Open chi2liu opened 1 year ago
Relative scores compared to llama-7b:
There's a clear performance hit for the multi-shot tasks, as compared to llama-7b
This is likely the issue of the auto-converted fast tokenizer. I've created an issue here
@young-geng looks like the issue in that repo was fixed last week. I'm assuming this could be retried now? (@chi2liu)
@c0bra There has not yet been a new release of huggingface/transformers since the fix has been merged: https://github.com/huggingface/transformers/releases. I assume we still need to wait for this.

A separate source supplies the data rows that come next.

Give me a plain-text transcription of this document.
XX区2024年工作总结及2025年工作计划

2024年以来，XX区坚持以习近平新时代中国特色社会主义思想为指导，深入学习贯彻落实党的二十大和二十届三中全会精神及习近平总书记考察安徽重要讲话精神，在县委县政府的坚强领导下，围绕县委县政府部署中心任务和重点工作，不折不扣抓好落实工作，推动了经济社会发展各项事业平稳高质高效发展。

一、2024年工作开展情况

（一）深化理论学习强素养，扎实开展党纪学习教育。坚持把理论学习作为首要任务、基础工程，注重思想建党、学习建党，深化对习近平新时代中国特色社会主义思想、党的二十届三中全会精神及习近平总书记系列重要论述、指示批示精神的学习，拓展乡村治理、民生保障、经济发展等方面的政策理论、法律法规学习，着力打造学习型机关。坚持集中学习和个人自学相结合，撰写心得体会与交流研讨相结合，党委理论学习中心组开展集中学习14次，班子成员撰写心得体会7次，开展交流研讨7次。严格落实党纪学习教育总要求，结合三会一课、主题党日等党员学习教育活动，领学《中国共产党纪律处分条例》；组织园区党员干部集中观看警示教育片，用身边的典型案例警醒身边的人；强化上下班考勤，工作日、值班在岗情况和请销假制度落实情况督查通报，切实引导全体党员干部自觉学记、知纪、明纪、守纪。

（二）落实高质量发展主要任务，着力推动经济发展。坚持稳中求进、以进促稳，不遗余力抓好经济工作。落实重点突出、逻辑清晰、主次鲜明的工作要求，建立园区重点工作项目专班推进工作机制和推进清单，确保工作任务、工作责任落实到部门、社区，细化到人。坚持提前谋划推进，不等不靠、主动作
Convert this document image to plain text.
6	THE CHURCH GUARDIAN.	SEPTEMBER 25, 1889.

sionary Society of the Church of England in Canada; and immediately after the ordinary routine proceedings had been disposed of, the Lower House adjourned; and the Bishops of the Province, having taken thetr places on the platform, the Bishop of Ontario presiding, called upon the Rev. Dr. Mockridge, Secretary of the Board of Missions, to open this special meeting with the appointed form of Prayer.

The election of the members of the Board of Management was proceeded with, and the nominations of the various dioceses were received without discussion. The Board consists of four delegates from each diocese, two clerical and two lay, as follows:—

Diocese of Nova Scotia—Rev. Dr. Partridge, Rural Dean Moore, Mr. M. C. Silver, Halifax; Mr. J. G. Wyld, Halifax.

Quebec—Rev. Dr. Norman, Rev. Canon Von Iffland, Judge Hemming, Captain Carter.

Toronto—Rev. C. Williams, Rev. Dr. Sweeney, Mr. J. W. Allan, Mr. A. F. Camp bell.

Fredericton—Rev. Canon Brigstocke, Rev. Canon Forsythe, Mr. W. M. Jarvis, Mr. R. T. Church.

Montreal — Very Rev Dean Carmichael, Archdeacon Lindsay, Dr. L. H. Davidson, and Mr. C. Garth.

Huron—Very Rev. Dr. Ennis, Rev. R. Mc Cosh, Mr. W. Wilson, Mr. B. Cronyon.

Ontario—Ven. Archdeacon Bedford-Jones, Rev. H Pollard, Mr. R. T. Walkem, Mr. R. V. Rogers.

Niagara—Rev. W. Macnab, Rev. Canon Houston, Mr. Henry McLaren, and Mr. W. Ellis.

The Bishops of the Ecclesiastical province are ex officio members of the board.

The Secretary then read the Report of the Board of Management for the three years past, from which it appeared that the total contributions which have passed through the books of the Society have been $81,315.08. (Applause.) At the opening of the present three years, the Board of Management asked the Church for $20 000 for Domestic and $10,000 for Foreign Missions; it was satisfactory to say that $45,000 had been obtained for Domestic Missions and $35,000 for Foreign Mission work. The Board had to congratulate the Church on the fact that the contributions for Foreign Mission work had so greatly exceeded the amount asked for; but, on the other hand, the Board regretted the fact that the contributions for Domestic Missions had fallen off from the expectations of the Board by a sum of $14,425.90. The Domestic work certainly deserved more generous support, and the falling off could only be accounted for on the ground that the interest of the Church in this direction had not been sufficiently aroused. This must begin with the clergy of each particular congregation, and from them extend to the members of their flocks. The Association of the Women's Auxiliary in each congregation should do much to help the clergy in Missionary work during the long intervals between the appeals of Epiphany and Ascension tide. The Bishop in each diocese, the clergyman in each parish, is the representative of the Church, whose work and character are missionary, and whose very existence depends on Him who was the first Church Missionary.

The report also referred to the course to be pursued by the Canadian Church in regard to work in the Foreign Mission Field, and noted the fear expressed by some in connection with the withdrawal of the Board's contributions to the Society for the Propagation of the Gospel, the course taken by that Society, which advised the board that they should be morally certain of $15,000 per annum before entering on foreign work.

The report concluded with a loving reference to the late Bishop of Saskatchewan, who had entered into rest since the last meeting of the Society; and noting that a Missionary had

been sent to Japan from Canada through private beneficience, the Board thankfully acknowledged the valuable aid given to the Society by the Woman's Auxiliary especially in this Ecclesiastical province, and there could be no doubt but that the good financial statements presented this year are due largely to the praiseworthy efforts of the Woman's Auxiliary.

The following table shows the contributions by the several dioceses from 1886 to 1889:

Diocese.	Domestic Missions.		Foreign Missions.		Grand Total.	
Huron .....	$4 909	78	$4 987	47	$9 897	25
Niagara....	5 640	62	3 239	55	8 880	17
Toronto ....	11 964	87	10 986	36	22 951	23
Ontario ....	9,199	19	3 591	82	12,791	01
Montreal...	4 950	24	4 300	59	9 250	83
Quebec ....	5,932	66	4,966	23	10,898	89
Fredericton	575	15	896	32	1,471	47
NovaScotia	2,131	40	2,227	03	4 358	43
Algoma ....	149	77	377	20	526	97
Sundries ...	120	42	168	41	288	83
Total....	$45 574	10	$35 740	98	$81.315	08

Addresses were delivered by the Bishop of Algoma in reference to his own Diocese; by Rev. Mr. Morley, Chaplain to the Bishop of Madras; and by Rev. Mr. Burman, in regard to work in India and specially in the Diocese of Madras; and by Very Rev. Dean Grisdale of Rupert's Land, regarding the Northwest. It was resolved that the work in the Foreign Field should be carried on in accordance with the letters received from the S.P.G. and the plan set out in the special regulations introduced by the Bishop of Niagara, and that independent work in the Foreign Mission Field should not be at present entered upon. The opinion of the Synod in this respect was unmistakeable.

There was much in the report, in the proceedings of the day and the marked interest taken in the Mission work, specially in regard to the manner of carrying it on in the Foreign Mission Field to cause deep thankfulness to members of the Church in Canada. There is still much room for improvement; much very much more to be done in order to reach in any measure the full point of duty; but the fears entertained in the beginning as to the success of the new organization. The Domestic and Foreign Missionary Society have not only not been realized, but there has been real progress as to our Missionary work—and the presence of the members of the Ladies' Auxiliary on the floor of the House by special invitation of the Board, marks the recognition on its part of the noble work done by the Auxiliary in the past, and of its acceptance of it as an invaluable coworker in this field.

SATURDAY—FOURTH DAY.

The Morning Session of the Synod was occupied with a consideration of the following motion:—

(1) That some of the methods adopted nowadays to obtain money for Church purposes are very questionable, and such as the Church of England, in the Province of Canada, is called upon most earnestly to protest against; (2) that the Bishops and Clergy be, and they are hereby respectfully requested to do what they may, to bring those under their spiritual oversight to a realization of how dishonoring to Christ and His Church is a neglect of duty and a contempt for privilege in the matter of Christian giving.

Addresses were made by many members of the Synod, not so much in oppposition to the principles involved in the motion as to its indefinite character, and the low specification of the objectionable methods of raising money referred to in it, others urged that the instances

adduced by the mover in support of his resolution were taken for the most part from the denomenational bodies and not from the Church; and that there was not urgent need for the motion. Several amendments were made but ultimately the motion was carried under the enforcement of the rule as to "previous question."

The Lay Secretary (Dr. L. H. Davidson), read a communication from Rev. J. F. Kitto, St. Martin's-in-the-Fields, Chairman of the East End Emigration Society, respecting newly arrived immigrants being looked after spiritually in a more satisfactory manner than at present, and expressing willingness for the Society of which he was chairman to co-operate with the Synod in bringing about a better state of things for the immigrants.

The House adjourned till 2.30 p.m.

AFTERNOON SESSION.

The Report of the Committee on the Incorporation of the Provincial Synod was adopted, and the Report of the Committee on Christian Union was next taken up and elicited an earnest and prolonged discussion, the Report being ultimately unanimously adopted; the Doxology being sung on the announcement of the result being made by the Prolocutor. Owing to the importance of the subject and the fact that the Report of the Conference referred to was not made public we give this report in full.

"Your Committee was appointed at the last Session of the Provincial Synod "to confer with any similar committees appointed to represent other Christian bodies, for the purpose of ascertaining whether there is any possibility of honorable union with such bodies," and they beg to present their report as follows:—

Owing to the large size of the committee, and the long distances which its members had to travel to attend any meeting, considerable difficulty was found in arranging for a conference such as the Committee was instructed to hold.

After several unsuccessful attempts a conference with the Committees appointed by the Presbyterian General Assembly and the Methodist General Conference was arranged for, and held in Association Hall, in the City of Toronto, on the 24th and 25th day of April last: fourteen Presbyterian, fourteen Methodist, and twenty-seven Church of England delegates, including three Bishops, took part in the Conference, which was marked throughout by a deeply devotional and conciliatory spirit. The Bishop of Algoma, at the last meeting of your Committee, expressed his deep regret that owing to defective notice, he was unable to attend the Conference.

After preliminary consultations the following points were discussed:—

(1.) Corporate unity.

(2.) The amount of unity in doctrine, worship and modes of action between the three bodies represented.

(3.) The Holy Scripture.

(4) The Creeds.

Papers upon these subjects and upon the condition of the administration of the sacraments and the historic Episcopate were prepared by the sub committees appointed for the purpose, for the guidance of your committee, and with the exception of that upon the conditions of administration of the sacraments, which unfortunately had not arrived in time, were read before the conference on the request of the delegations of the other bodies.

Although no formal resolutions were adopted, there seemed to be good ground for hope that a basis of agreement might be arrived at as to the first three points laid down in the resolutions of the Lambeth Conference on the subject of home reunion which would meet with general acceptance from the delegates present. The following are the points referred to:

The already existing entries for OpenLLaMa on the leader-board disappeared around a week ago as well. Maybe there is a connection and the maintainers of the leader-board removed the results, because they learned of the bug and are now waiting for the next release of huggingface/transformers... That's just my guess, though.
@codesoap Yeah I've contacted the maintainers for the leaderboard for a re-evaluation request, and the model should be in the queue right now.
open-llama-7b-open-instruct is pending evaluation in open_llm_leaderboard. They confirmed that they fine-tuned with use_fast = False
OpenLLaMa 3B result is not pending. is there any reason?
open_llm_leaderboard had updated the result for open-llama-3b and open-llama-7b.
This result is much worse than llama-7b and does not match expectations. Is it because of the fast tokenizer issue mention in the document?